David : Oui, on aime beaucoup ces choses-là, la musique cubaine aussi. On adore les instruments acoustiques, tout ce qui est percussion, aussi. Si on peut l’intégrer à Silence, on le fait. Ça fait partie de nous !

 

Metal-Eyes : Il n’y a pas de limite à votre musique. Si ça vous parle, vous le mettrez dedans.

David : C’est ça. Si demain on a le plus gros riff du monde mais qu’on ne le ressent pas, on le jette. Tant qu’on respecte ce qu’on fait, qu’on le ressent…

 

Metal-Eyes : D’autant plus que les deux tiers du groupe sont en couple, alors ça permet d’éviter les engueulades à la maison !

David : C’est ça ! Parce qu’on s’est bien défoulés ailleurs aussi !

 

Metal-Eyes : Comment analyserais-tu l’évolution de SOTA entre votre Ep, il y a deux ans, et votre album, Unease and unfairness ?

David : Il y a beaucoup plus de maturité sur l’album.

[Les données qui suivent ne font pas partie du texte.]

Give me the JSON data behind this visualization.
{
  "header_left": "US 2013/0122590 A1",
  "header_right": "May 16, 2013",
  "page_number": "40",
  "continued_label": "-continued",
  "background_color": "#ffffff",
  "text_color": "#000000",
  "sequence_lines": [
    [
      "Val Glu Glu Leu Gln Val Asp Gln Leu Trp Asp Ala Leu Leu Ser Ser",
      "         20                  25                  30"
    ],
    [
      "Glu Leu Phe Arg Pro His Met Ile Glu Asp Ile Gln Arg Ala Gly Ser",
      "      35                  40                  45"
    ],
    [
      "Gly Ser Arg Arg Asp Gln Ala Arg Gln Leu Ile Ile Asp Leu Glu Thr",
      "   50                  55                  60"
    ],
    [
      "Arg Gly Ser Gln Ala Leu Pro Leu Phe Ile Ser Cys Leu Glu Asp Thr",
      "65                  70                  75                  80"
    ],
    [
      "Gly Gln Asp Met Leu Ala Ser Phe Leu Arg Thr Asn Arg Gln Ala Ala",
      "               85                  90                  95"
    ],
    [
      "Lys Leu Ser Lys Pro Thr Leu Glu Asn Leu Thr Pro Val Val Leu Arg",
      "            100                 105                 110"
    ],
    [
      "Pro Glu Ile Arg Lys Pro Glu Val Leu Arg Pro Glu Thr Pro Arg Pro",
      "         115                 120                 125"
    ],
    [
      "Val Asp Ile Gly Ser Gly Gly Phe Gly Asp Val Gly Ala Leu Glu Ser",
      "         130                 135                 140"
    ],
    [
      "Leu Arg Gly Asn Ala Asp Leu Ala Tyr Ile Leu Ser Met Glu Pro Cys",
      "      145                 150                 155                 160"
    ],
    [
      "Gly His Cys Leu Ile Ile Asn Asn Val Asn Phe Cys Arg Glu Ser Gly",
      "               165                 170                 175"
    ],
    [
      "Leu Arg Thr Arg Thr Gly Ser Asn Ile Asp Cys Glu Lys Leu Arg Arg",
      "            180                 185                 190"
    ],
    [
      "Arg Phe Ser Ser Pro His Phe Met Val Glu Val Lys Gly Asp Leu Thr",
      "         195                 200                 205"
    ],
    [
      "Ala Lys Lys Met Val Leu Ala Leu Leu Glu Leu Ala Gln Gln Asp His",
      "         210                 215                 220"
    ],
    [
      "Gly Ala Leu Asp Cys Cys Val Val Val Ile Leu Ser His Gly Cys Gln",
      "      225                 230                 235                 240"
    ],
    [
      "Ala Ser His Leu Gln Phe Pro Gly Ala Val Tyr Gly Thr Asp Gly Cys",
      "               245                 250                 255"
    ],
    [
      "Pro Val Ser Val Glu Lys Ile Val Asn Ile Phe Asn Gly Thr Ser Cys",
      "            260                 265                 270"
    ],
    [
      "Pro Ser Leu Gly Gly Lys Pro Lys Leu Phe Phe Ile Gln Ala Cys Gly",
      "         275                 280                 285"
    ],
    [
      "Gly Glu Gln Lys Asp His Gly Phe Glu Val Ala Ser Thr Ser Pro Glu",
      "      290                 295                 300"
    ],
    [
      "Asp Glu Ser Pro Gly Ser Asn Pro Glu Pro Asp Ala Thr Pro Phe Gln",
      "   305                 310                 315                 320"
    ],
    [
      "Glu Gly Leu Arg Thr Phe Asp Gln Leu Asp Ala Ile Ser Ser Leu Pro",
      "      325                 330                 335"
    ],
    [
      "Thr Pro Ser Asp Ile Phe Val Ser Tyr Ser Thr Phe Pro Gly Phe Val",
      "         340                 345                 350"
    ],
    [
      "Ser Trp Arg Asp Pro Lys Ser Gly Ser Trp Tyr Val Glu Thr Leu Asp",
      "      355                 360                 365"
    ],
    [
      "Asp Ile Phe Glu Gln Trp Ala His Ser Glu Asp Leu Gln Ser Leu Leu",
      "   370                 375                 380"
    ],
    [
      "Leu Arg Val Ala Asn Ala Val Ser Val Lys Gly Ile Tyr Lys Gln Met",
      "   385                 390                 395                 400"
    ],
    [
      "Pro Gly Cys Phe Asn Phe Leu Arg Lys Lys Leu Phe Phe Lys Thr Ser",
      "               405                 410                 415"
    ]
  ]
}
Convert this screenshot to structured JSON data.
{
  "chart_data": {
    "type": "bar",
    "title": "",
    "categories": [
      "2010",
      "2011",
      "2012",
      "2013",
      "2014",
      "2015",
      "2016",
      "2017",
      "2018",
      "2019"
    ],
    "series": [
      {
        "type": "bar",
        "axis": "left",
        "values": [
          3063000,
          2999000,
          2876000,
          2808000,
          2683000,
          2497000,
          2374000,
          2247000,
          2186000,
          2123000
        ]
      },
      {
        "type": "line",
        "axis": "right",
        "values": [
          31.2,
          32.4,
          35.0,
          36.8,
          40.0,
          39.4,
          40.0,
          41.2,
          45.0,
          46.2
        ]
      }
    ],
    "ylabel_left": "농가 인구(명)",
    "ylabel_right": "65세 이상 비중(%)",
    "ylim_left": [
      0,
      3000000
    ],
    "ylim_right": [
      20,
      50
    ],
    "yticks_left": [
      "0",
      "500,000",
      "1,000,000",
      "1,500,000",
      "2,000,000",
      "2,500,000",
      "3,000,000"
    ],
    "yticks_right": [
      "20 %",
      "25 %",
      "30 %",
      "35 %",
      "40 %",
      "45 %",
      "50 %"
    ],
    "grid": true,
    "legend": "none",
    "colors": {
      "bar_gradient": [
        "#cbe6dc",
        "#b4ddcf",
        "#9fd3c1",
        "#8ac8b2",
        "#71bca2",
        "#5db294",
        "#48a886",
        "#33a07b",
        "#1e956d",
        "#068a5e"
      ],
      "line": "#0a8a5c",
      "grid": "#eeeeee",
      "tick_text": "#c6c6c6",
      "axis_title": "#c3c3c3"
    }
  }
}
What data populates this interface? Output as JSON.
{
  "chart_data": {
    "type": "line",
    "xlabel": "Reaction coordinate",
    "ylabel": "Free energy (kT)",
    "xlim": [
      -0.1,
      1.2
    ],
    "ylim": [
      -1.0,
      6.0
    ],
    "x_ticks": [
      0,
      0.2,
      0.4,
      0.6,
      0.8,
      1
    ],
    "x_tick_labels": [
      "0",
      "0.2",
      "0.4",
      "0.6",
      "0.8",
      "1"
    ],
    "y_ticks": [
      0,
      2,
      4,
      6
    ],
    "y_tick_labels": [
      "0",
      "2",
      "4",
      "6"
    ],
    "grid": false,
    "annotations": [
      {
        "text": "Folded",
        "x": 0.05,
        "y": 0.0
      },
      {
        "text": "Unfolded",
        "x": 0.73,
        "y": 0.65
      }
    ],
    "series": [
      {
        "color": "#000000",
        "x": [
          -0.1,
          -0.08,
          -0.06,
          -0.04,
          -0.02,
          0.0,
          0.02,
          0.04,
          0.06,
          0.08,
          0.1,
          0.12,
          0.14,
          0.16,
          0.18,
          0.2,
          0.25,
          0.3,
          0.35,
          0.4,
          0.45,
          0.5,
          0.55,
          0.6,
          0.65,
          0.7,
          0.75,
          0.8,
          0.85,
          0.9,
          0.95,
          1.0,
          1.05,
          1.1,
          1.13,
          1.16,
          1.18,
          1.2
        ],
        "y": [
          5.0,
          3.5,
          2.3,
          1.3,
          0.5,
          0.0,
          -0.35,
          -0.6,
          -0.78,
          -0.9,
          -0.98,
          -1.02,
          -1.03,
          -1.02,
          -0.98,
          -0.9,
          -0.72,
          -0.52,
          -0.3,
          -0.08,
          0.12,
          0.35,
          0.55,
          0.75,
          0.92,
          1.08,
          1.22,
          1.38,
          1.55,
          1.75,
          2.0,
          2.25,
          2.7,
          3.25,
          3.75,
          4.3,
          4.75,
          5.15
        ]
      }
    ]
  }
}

On a beaucoup bossé entre les deux, et la maturité qui s’est dégagée a été très rapide. Les encouragements des chroniques, les compliments qu’on a reçus, je pense que nous ça nous a motivés pour bosser, bosser et trouver encore plus cette harmonie qu’on cherche depuis longtemps. Que ce soit assez original. En plus, maintenant qu’il y a Jean-Bernard, le nouveau chanteur, ça fait 15 ans qu’on le connait. Ce trio, ça fait un peu vie de famille…

 

Metal-Eyes : Votre pochette est aussi pleine d’influences : on y voit une réinterprétation de l’homme de Vitruve de de Vinci, de la science-fiction avec cette femme qui porte un masque à gaz, sa position évoque aussi la religion chrétienne avec la crucifixion. En plus, vous ne pouviez pas l’envisager, mais il y a cette boule verte qui ressemble à un virus, même s’il n’a pas la même couleur que le Covid… Vous avez voulu exprimer quoi ?

David : C’est assez incroyable, on l’a sorti le 13 mars et juste après il y a eu ce Covid… On a laissé ça à Kahinienn graphix. Quand il nous a demandé ce qu’on voulait, il nous a demandé les thèmes de nos chansons. Maltraitance animale, nihilisme, post-apocalyptique. On lui a envoyé les maquettes de chansons, il a écouté et nous a dit ce que ça lui évoquait. On a trouvé ça super, ce qu’il nous a dit collait vraiment.

 

Metal-Eyes : Ça colle aussi avec le titre : Mal-être et injustice

David : C’est exactement ça, et cette pochette évoque tous les thèmes qu’on aborde dans l’album.

 

Metal-Eyes : Quels sont les thèmes que vous abordez, justement ?

David : Ah… Ça dépend de qui écrit les textes, s c’est JB ou Diane. JB est prof de philo, alors ça peut partir loin (rires). Si j’ai vu un reportage qui m’a touché, je vais écrire la musique, eux, c’est pareil. Sur cet album, il y a la maltraitance animale, surtout, et humaine. Avant le virus, on sentait que les choses étaient en train de changer. Si c’est pas maintenant, ce sera dans 20 ou 30 ans, mais quelque chose change, d’où l’optique post apocalyptique. Ce qu’on essaie de faire, que ce soit dans la musique ou dans le textes, c’est de toujours laisser une lueur d’espoir.

 

Metal-Eyes : Metallica a une influence particulière pour vous ?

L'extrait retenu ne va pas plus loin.